White Paper 5: Safe Personalized SuperIntelligence on this site explicitly addresses methods for customization, personalization, and tuning of models, although the other patents describe some methods as well.
The Turing Test, proposed by visionary computer scientist and mathematician Alan Turing, is a measure of whether an AI has achieved human-level intelligence.
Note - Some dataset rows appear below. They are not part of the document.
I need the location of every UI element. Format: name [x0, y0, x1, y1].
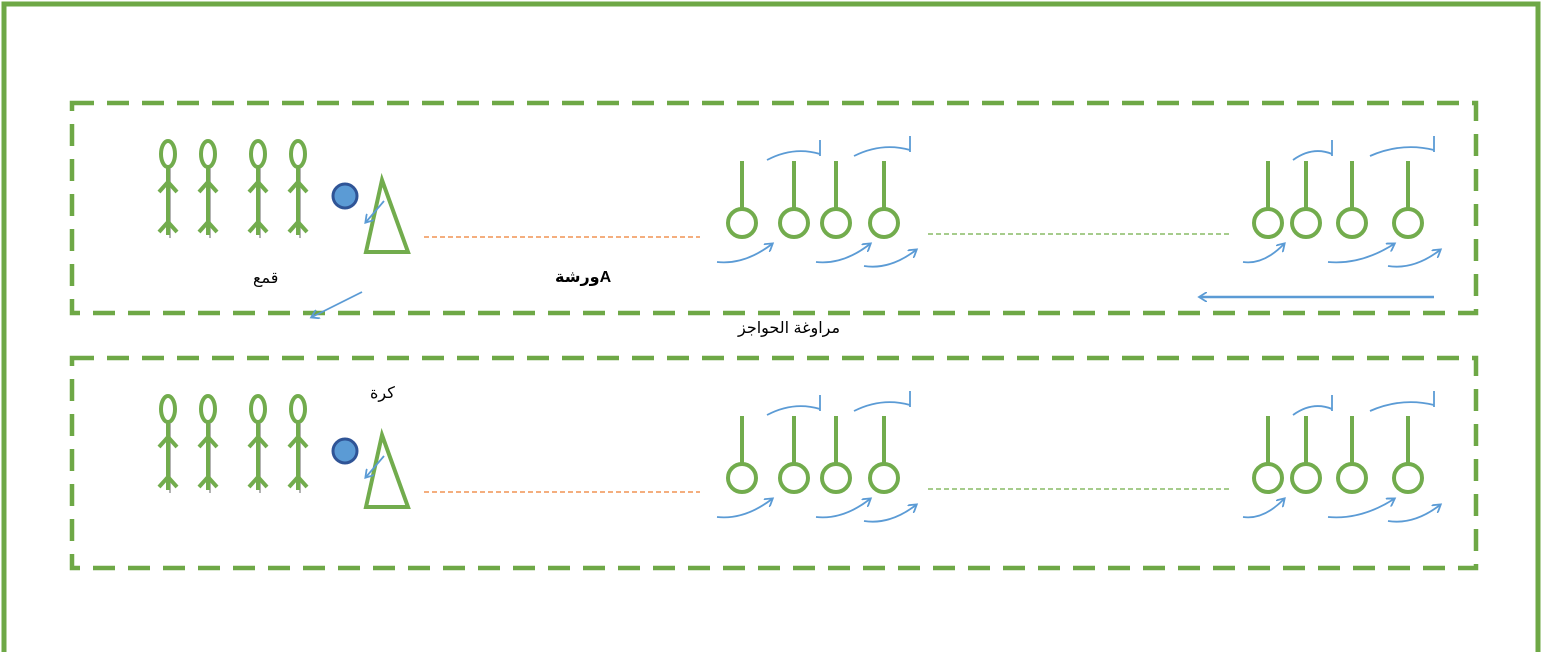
hurdle-pole-icon	[726, 161, 758, 239]
hurdle-pole-icon	[1252, 416, 1284, 494]
activity-name: مراوغة الحواجز	[738, 320, 841, 337]
return-arrow-short	[312, 291, 363, 317]
stick-figure-player-icon	[157, 139, 179, 238]
curved-arrow-icon	[863, 250, 916, 268]
curved-arrow-icon	[1369, 401, 1435, 412]
stick-figure-player-icon	[197, 139, 219, 238]
lane-box-bottom	[69, 355, 1479, 571]
curved-arrow-icon	[1369, 146, 1435, 157]
curved-arrow-icon	[815, 244, 870, 264]
hurdle-pole-icon	[1336, 416, 1368, 494]
lane-box-top	[69, 100, 1479, 316]
curved-arrow-icon	[1292, 150, 1333, 161]
stick-figure-player-icon	[287, 394, 309, 493]
hurdle-pole-icon	[726, 416, 758, 494]
curved-arrow-icon	[1242, 244, 1284, 264]
lane-top	[157, 136, 1440, 268]
curved-arrow-icon	[1292, 405, 1333, 416]
stick-figure-player-icon	[287, 139, 309, 238]
ball-icon	[331, 437, 359, 465]
ball-icon	[331, 182, 359, 210]
hurdle-pole-icon	[868, 161, 900, 239]
curved-arrow-icon	[1327, 499, 1394, 519]
hurdle-pole-icon	[1392, 416, 1424, 494]
curved-arrow-icon	[863, 505, 916, 523]
curved-arrow-icon	[766, 150, 821, 161]
lane-bottom	[157, 391, 1440, 523]
curved-arrow-icon	[1387, 250, 1440, 268]
curved-arrow-icon	[366, 200, 385, 222]
stick-figure-player-icon	[197, 394, 219, 493]
hurdle-pole-icon	[778, 161, 810, 239]
workshop-title: Aورشة	[555, 269, 612, 286]
hurdle-pole-icon	[1392, 161, 1424, 239]
hurdle-pole-icon	[820, 416, 852, 494]
hurdle-pole-icon	[1290, 416, 1322, 494]
curved-arrow-icon	[853, 401, 911, 412]
hurdle-pole-icon	[778, 416, 810, 494]
curved-arrow-icon	[1327, 244, 1394, 264]
curved-arrow-icon	[366, 455, 385, 477]
cone-label: قمع	[253, 270, 279, 287]
hurdle-pole-icon	[1336, 161, 1368, 239]
stick-figure-player-icon	[247, 394, 269, 493]
curved-arrow-icon	[716, 499, 772, 519]
curved-arrow-icon	[853, 146, 911, 157]
hurdle-pole-icon	[1290, 161, 1322, 239]
curved-arrow-icon	[1242, 499, 1284, 519]
curved-arrow-icon	[766, 405, 821, 416]
hurdle-pole-icon	[1252, 161, 1284, 239]
curved-arrow-icon	[815, 499, 870, 519]
hurdle-pole-icon	[820, 161, 852, 239]
stick-figure-player-icon	[247, 139, 269, 238]
stick-figure-player-icon	[157, 394, 179, 493]
hurdle-pole-icon	[868, 416, 900, 494]
curved-arrow-icon	[1387, 505, 1440, 523]
ball-label: كرة	[370, 385, 395, 402]
curved-arrow-icon	[716, 244, 772, 264]
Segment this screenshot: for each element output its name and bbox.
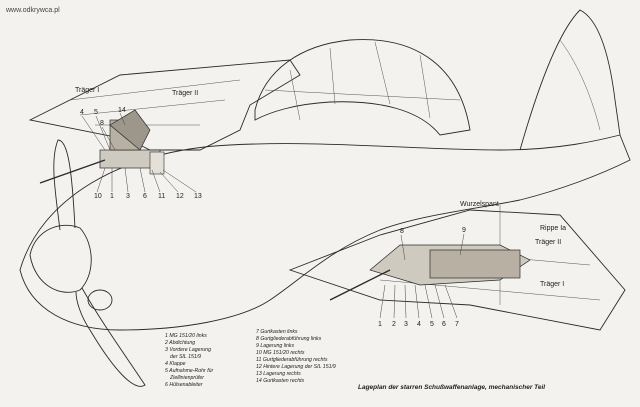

Turing suggested that if a human could not distinguish whether responses to questions were coming from an AI or another human, then the AI could be considered to have passed the test and demonstrated intelligence.
If an AI were to pass a Turing Test that included questions spanning all areas of human knowledge and every cognitive task humans can perform, it could be considered to have achieved AGI.
LLM weights refer to the numerical values that represent the knowledge a Large Language Model (LLM) learns during training. These weights are stored in a matrix and indicate the strength of relationships between different concepts or elemental chunks of information.
Modern LLMs contain billions of weights, making it impossible for humans to fully interpret how the model organizes and represents knowledge. This lack of transparency turns the LLM into a black box, making its behavior difficult to predict. The inability to fully understand or explain these internal processes raises concerns about trust, accountability, and human safety.
White Papers #4 - #6 on this site describe various innovative ways to combine weights from different models, as well as implications for safety.
The worldthink tree is an extension of the problem space or problem tree concept introduced by Newell and Simon in their work on Human Problem Solving. It builds on their framework by structuring decision-making and reasoning processes into a branching hierarchy of possible steps, states, or solutions, allowing for a more systematic exploration of complex problems.
The worldthink tree is described, especially in White Papers #1 - #4 on this site, as providing a way to coordinate the problem-solving of many diverse intelligent entities.